Czy pamiętasz ten boom sklepów na Zaciszu na początku lat 90. XX w.? Zakupy robiono wtedy prawie codziennie- w większych sklepikach można było nabyć świeże i zdrowe produkty żywnościowe. Ekspedientki znały klientów i na odwrót, wizyta w sklepie była okazją do pogaduszek. W tych mniejszych starano się zaspokajać gusta zwłaszcza stałego klienta, polecano mu niezbędne rzeczy, zamawiano, czego brakowało. Oczywiście zdarzali się nieuczciwi sklepikarze, oszukujący na reszcie czy świeżości, ale klienci nie w ciemię bici i te sklepy szybko upadały. Właścicielami sklepów byli przeważnie właściciele posesji, na lokale handlowe przeznaczano pomieszczenie na parterze, adaptowano garaż, wystawiano kiosk lub dobudówkę. Poza artykułami pierwszej potrzeby właściciele kusili nowościami z zachodu- np. słodyczami, gumami i sezonowo rozmaitymi petardami, toteż odwiedzały je chętnie wracające ze szkoły dzieciaki. Dziś niektórzy te pomieszczenia wynajmują na nocleg ekipom budowlanym- ot, żyłka do interesów… Położony w dobrej lokalizacji lokal ma szansę oferować inne usługi. Najlepszym przykładem jest początek Łodygowej (4-6), gdzie było już chyba wszystko: fryzjerzy, szafy, gastronomia „Pasibrzuch”, folie, akumulatory, ciucholand „Pewex”, wina, wreszcie dwie piekarnie i spożywczak.
Rządy po 1989 r. stworzyły taki klimat gospodarczy, że osiedlowe sklepiki zaczęły wypierać z rynku najpierw super i hipermarkety (Makro 1995, HIT na Stalowej 1996, potem Carrefour na Głębockiej 1997 i Real w M1 w Markach 1999). Najszybciej padły sklepiki w tzw. słabszych lokalizacjach. W XXI w. z rodzimymi placówkami zaczęły konkurować sieciówki i dyskonty, prowadzone zazwyczaj na zasadzie franczyzy (Carrefour, Intermarche, Fresh Market, Żabka, Lewiatan, Aldik itd.). Chociaż prowadzi je Polak, gros zysków trafia za granicę do centrali. Należą do zagranicznych lub ponadnarodowych koncernów, dysponują ogromnym kapitałem, który pozwala im na ekspansję i generowanie olbrzymich obrotów. Podatki płacą na Cyprze lub w innych rajach podatkowych, a gdy domaga się ich płacenia polski rząd, płaczą, że ciągle ponoszą straty.

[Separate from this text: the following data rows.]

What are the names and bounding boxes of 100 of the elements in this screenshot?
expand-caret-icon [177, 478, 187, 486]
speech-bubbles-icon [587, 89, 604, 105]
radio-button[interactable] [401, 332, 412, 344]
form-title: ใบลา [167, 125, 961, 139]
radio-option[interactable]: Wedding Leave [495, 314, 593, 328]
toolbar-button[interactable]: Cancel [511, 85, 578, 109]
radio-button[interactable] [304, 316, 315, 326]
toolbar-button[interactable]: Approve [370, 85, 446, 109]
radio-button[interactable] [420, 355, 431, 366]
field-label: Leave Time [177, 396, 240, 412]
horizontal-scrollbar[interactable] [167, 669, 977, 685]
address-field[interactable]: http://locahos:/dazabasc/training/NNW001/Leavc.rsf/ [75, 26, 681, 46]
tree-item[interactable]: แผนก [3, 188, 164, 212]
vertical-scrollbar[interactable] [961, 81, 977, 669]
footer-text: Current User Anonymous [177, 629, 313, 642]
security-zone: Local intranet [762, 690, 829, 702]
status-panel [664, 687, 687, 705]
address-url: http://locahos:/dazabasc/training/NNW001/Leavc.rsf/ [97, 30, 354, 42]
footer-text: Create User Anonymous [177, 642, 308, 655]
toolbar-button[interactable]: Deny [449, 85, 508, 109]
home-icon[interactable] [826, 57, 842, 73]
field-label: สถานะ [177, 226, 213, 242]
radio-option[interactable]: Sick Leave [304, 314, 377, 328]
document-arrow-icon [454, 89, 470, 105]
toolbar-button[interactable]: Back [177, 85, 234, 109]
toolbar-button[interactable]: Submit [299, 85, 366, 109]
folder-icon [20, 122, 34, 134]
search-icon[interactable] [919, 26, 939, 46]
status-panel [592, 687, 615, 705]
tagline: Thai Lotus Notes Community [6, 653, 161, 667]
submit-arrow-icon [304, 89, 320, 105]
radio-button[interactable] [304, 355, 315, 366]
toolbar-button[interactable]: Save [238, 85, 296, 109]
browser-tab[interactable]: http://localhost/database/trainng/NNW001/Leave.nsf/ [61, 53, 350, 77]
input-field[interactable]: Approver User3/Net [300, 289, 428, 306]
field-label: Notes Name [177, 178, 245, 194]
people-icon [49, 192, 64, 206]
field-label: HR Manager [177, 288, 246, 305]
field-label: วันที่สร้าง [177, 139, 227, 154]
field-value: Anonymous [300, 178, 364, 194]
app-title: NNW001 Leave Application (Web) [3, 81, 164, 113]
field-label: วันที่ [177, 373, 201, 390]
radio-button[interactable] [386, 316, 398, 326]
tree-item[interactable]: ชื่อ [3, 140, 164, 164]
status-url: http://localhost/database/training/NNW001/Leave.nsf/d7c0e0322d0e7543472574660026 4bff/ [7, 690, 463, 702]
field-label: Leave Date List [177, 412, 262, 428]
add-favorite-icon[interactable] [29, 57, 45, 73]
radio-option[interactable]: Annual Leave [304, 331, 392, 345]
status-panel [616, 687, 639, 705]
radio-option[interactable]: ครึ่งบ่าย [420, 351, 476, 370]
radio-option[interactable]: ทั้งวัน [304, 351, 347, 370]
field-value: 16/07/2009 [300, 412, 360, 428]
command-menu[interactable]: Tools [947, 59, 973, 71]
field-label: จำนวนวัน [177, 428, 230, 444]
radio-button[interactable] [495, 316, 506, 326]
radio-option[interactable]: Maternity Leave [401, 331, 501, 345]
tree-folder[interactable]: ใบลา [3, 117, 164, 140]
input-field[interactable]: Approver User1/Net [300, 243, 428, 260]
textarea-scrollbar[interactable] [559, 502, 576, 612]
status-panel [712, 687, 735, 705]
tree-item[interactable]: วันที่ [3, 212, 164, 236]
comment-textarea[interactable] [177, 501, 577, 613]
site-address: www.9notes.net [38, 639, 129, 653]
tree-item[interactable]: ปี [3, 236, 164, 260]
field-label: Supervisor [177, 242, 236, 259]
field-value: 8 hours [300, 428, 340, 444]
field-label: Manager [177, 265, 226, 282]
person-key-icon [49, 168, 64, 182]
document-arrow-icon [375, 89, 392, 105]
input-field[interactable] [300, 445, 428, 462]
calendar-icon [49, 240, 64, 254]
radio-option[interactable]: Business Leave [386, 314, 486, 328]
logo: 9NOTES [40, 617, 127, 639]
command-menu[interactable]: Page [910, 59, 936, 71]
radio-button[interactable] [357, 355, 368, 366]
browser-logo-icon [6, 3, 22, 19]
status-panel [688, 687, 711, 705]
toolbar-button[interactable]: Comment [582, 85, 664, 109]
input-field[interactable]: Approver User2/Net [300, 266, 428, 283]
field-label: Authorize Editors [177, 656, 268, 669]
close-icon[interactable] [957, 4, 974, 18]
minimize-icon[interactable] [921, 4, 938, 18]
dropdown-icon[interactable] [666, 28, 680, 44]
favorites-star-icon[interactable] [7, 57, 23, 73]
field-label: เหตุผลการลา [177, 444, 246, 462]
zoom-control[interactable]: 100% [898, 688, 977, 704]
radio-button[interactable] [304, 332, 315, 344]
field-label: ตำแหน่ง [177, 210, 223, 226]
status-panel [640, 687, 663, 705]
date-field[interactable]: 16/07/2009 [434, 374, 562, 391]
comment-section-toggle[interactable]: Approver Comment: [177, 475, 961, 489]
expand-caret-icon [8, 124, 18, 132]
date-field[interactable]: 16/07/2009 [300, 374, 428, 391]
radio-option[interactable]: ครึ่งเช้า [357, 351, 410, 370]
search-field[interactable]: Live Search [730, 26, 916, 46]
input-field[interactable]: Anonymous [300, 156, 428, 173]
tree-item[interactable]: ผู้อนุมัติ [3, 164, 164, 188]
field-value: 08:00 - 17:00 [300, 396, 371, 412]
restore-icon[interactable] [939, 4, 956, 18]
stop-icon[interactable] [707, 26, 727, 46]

Dostawcy i producenci inkasują najniższe możliwe stawki. Dziś polski sklep, który wychodzi na swoje, to rzadkość. Polski handlowiec nie jest w stanie walczyć z nieuczciwą konkurencją… i polskim fiskusem, który ściąga z rodaków skórę, przymykając oko na kombinacje obcych.
Dziś polski handel zdominowany jest przez 2,6 tys. Biedronek, 550 Lidlów, 450 placówek Tesco, 315 dyskontów Netto, 180 Kauflandów. Zagranicznych placówek ciągle przybywa- polskich ubywa. W niektórych miastach na każdej ulicy śródmieścia jest Żabka. Są czynne prawie całą dobę (we Wrocławiu „Małpka” wg szyldu pracuje od 6 do…26!). Personel haruje niczym na roli, konsument dostaje produkty tańsze, ale za to „gorszego sortu”, wyprodukowane pod inną nazwą niż „oryginał”, rzadko na lokalnym rynku. Zapomnijcie np. o świeżych, zdrowych bułeczkach- są z odmrażanego ciasta. Tak samo z piwem- chmielu w nim nie uświadczysz, wypełniające większość lad „sikacze” powstają z zalewanej wodą zaprawy w proszku. Wielki koncern kreuje podaż i popyt- idealny konsument przyjeżdża samochodem, kupuje na zapas tony jedzenia w jednorazowych opakowaniach, jedzenia wysoko przetworzonego, naszpikowanego chemią i polepszaczami. W dodatku kiepsko orientuje się, która marka jest polska, która zagraniczna. Są ludzie, którzy myślą, że Biedronka to polski sklep, bo… ma polską nazwę! Handlowy patriota powinien poprzestać na zakupach tylko w polskich sieciach (Społem, Polo Market, Top Market, MarcPol, droższe Alma, Piotr i Paweł). Z drugiej strony, ciekawe, kiedy nasze zarobki (pracownik Lidla w Niemczech dostaje za tę samą pracę 2-3 razy więcej) pozwolą na bezstresowe kupowanie droższej, ale zdrowszej, polskiej żywności?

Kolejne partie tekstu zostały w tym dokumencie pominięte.